The frustration is personal, he said, pointing to one of his sons, who attends the University of Kansas. He alleged that students are learning less while still moving about on campus and exposing themselves to COVID-19.
All the while, he argues, families are stuck holding the bill.
"My son who goes to KU has spent all of his savings and my savings, it is tens of thousands of dollars," Tarwater said. "And we've taken out student loans, just like all other families do. And for what? This last year they really didn't learn anything. The institutions should be made whole, or at least partially whole. Our families are crying for help."
There are concerns about the unknowns that such a proposal might bring.
House Appropriations Committee chair Troy Waymaster, R-Bunker Hill, said the aim would be to have the regents present to the panel and for a solution to get worked out, even if it looks different than what Tarwater is proposing.
But he was sympathetic to the broader idea, noting that universities received over $100 million in direct federal aid from Washington, with more potentially to come in legislation currently being debated in Congress.
Roughly half of the money universities received last spring from the CARES Act went back to students, reimbursing them for room and board and some fees.

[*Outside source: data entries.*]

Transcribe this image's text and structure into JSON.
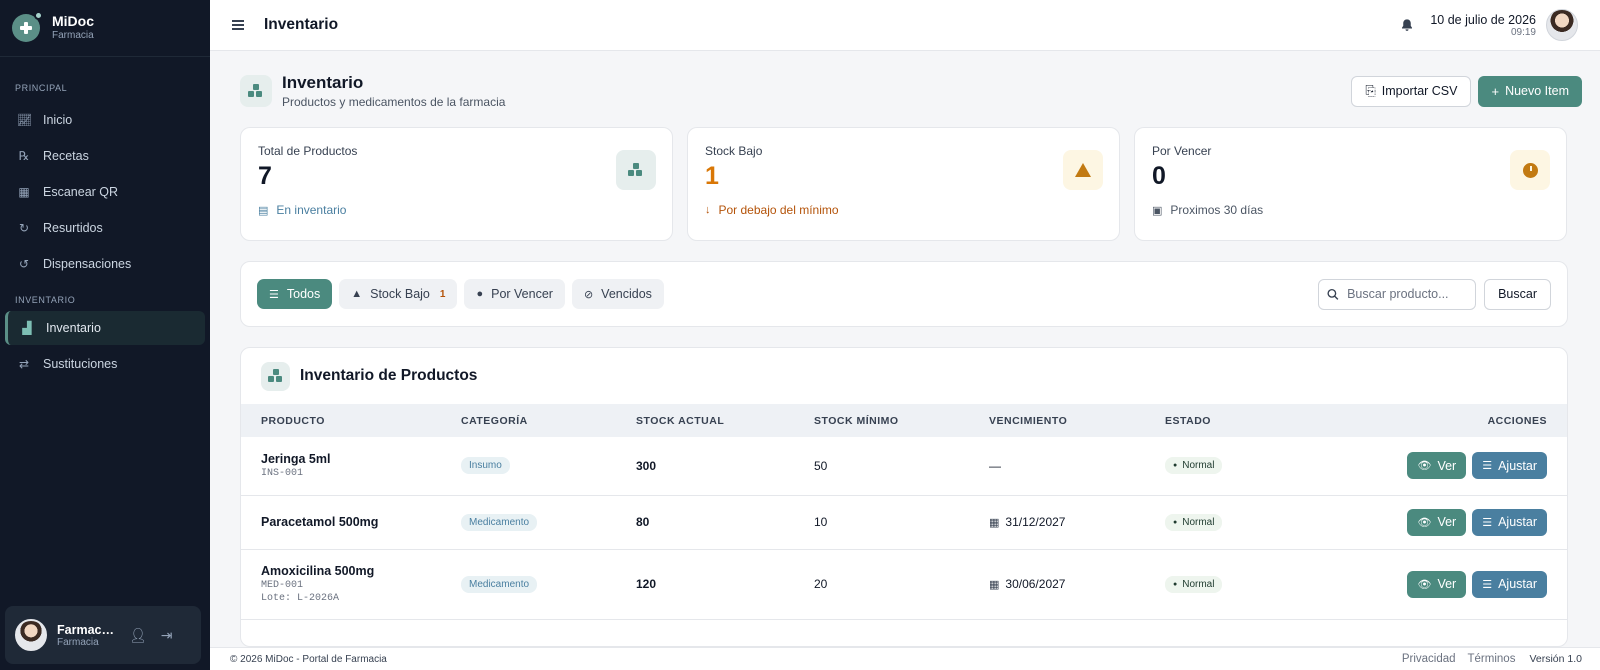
{
  "brand": {
    "name": "MiDoc",
    "subtitle": "Farmacia"
  },
  "sidebar": {
    "sections": [
      {
        "label": "PRINCIPAL",
        "items": [
          {
            "label": "Inicio",
            "icon": "chart-line-icon"
          },
          {
            "label": "Recetas",
            "icon": "prescription-icon"
          },
          {
            "label": "Escanear QR",
            "icon": "qr-code-icon"
          },
          {
            "label": "Resurtidos",
            "icon": "refresh-icon"
          },
          {
            "label": "Dispensaciones",
            "icon": "history-icon"
          }
        ]
      },
      {
        "label": "INVENTARIO",
        "items": [
          {
            "label": "Inventario",
            "icon": "boxes-icon",
            "active": true
          },
          {
            "label": "Sustituciones",
            "icon": "swap-icon"
          }
        ]
      }
    ],
    "user": {
      "name": "Farmacéutico",
      "role": "Farmacia"
    }
  },
  "header": {
    "title": "Inventario",
    "date": "10 de julio de 2026",
    "time": "09:19"
  },
  "page": {
    "title": "Inventario",
    "subtitle": "Productos y medicamentos de la farmacia",
    "import_label": "Importar CSV",
    "new_label": "Nuevo Item"
  },
  "stats": [
    {
      "label": "Total de Productos",
      "value": "7",
      "foot": "En inventario"
    },
    {
      "label": "Stock Bajo",
      "value": "1",
      "foot": "Por debajo del mínimo"
    },
    {
      "label": "Por Vencer",
      "value": "0",
      "foot": "Proximos 30 días"
    }
  ],
  "filters": {
    "chips": [
      {
        "label": "Todos"
      },
      {
        "label": "Stock Bajo",
        "badge": "1"
      },
      {
        "label": "Por Vencer"
      },
      {
        "label": "Vencidos"
      }
    ],
    "search_placeholder": "Buscar producto...",
    "search_button": "Buscar"
  },
  "table": {
    "title": "Inventario de Productos",
    "columns": [
      "PRODUCTO",
      "CATEGORÍA",
      "STOCK ACTUAL",
      "STOCK MÍNIMO",
      "VENCIMIENTO",
      "ESTADO",
      "ACCIONES"
    ],
    "rows": [
      {
        "name": "Jeringa 5ml",
        "code": "INS-001",
        "lot": "",
        "category": "Insumo",
        "stock": "300",
        "min": "50",
        "expiry": "—",
        "status": "Normal"
      },
      {
        "name": "Paracetamol 500mg",
        "code": "",
        "lot": "",
        "category": "Medicamento",
        "stock": "80",
        "min": "10",
        "expiry": "31/12/2027",
        "status": "Normal"
      },
      {
        "name": "Amoxicilina 500mg",
        "code": "MED-001",
        "lot": "Lote: L-2026A",
        "category": "Medicamento",
        "stock": "120",
        "min": "20",
        "expiry": "30/06/2027",
        "status": "Normal"
      }
    ],
    "view_label": "Ver",
    "adjust_label": "Ajustar"
  },
  "footer": {
    "copyright": "© 2026 MiDoc - Portal de Farmacia",
    "privacy": "Privacidad",
    "terms": "Términos",
    "version": "Versión 1.0"
  }
}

But Waymaster noted that online delivery was still cheaper than in-person classes, meaning universities could be coming out ahead.
"Should there be a reimbursement back to the students?" he said in an interview. "Yeah, I think there should be."

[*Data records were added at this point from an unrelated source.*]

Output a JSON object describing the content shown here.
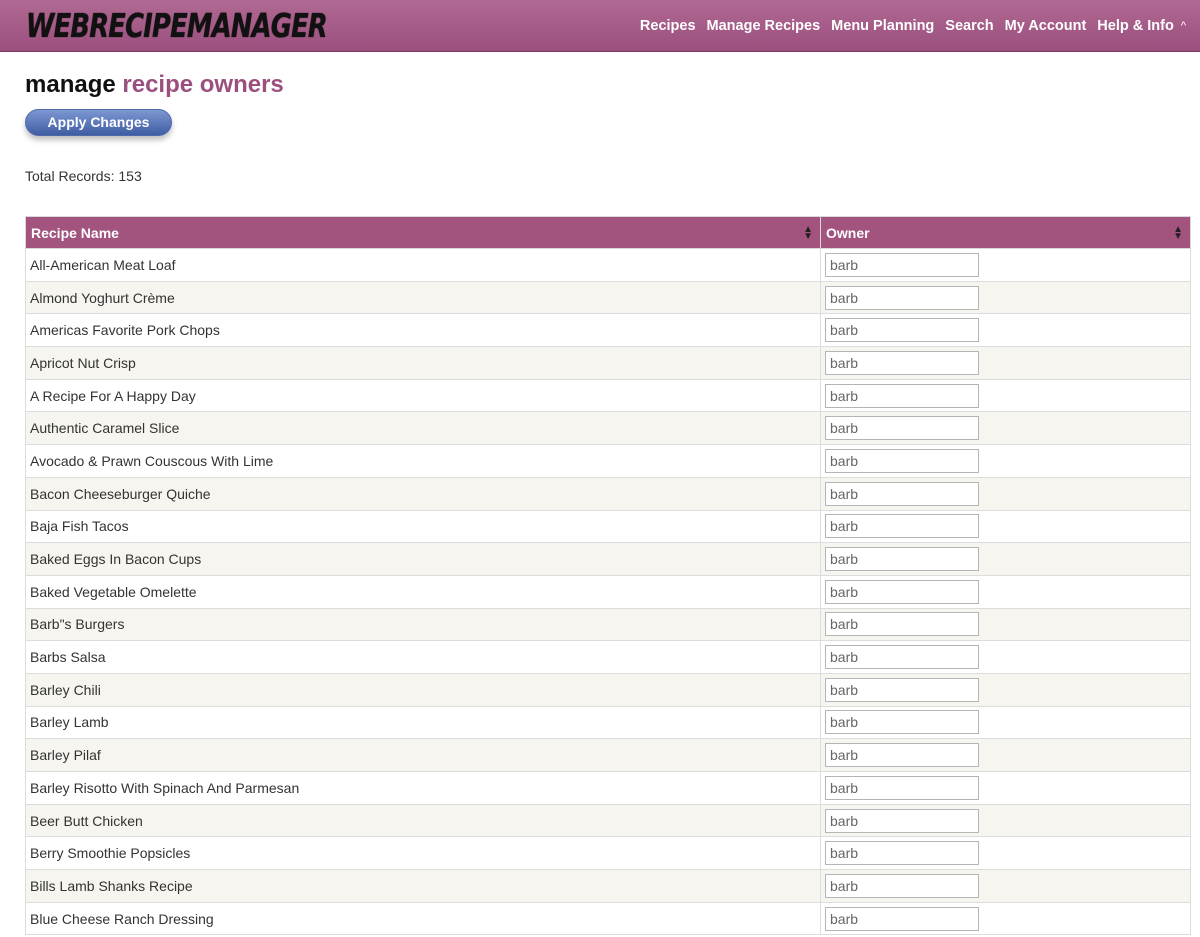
{
  "header": {
    "logo": "WEBRECIPEMANAGER",
    "nav": [
      "Recipes",
      "Manage Recipes",
      "Menu Planning",
      "Search",
      "My Account",
      "Help & Info"
    ],
    "caret": "^"
  },
  "page": {
    "title_main": "manage",
    "title_accent": "recipe owners",
    "apply_label": "Apply Changes",
    "total_label": "Total Records: 153"
  },
  "table": {
    "headers": [
      "Recipe Name",
      "Owner"
    ],
    "rows": [
      {
        "name": "All-American Meat Loaf",
        "owner": "barb"
      },
      {
        "name": "Almond Yoghurt Crème",
        "owner": "barb"
      },
      {
        "name": "Americas Favorite Pork Chops",
        "owner": "barb"
      },
      {
        "name": "Apricot Nut Crisp",
        "owner": "barb"
      },
      {
        "name": "A Recipe For A Happy Day",
        "owner": "barb"
      },
      {
        "name": "Authentic Caramel Slice",
        "owner": "barb"
      },
      {
        "name": "Avocado & Prawn Couscous With Lime",
        "owner": "barb"
      },
      {
        "name": "Bacon Cheeseburger Quiche",
        "owner": "barb"
      },
      {
        "name": "Baja Fish Tacos",
        "owner": "barb"
      },
      {
        "name": "Baked Eggs In Bacon Cups",
        "owner": "barb"
      },
      {
        "name": "Baked Vegetable Omelette",
        "owner": "barb"
      },
      {
        "name": "Barb\"s Burgers",
        "owner": "barb"
      },
      {
        "name": "Barbs Salsa",
        "owner": "barb"
      },
      {
        "name": "Barley Chili",
        "owner": "barb"
      },
      {
        "name": "Barley Lamb",
        "owner": "barb"
      },
      {
        "name": "Barley Pilaf",
        "owner": "barb"
      },
      {
        "name": "Barley Risotto With Spinach And Parmesan",
        "owner": "barb"
      },
      {
        "name": "Beer Butt Chicken",
        "owner": "barb"
      },
      {
        "name": "Berry Smoothie Popsicles",
        "owner": "barb"
      },
      {
        "name": "Bills Lamb Shanks Recipe",
        "owner": "barb"
      },
      {
        "name": "Blue Cheese Ranch Dressing",
        "owner": "barb"
      }
    ]
  }
}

The debate isn't going away anytime soon and it could metastasize in the coming weeks into a broader discussion over the future of higher education.
Proposed university budget cuts already in the works
Universities are anxious about proposed cuts in Gov. Laura Kelly's most recent budget request. According to calculations from the Kansas Legislative Research Department, the proposal would slash $37.4 million in state general funding for higher education, only partially offset by Kelly's recommendation to give the regents $10.3 million to allocate at their discretion.

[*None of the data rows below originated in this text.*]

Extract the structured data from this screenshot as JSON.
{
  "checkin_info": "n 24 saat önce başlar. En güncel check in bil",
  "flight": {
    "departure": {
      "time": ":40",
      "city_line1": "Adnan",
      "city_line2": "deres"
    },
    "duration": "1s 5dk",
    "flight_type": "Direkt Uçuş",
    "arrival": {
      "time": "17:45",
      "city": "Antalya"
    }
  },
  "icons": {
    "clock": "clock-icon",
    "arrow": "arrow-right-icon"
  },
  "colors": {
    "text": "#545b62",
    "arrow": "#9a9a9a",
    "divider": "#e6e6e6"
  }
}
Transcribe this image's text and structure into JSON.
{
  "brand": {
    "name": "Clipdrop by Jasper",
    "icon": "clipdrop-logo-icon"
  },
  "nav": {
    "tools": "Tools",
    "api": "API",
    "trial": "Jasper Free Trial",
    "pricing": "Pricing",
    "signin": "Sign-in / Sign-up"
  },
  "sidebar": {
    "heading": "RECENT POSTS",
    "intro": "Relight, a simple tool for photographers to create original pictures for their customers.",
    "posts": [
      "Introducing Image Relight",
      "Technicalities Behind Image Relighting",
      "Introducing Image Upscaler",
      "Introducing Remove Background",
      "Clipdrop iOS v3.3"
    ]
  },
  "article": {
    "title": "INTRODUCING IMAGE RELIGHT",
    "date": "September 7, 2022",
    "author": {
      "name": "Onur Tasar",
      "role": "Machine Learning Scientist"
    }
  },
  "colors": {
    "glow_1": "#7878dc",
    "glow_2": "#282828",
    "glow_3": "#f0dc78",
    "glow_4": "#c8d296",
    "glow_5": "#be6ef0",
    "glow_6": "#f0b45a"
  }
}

That amount is approximately the amount state university employees would have received under Kelly's proposal to give state employees a 2.5% raise, but Kelly, for unclear reasons, exempted higher education from that proposal.
The regents on Wednesday voted to instead commit that $10.3 million funding, should the Legislature approve it, to kickstart debt service on nearly $1.5 billion in much-needed maintenance or upgrade costs at the hundreds of university buildings managed by the regents.
Kelly's proposed budget cuts have prompted quick mobilization from university leaders, with Doug Girod, chancellor of the University of Kansas, writing in a letter to faculty and staff that he was “disappointed and concerned" by the cuts. He said the cuts — projected to result in a nearly $75 million shortfall for the university next school year — would amount to the largest budget reduction by percentage since 2010, and the largest dollar decrease in KU history.
The budgets still need to be taken up by the full Legislature, although subcommittees have signed off on Kelly's higher education budget as presented.
But even some Democrats believe that more needs to be done to adapt to a higher education world that could be permanently changed by COVID-19. Proponents point to Fort Hays State University, which has been aggressive in rolling out online learning options, even before the pandemic, and argue other schools need to take baby steps toward innovation as well.
Rep. Henry Helgerson, D-Wichita, said that message from universities is "give us more money and we're going to keep the old model."
But the status quo, he said, isnt sustainable.
"You don’t think there is a radical change going on in the university systems across the country? We’re closing our eyes," he said. "What I would have hoped is some universities would have said this is our opportunity to jump ahead to a new service delivery model."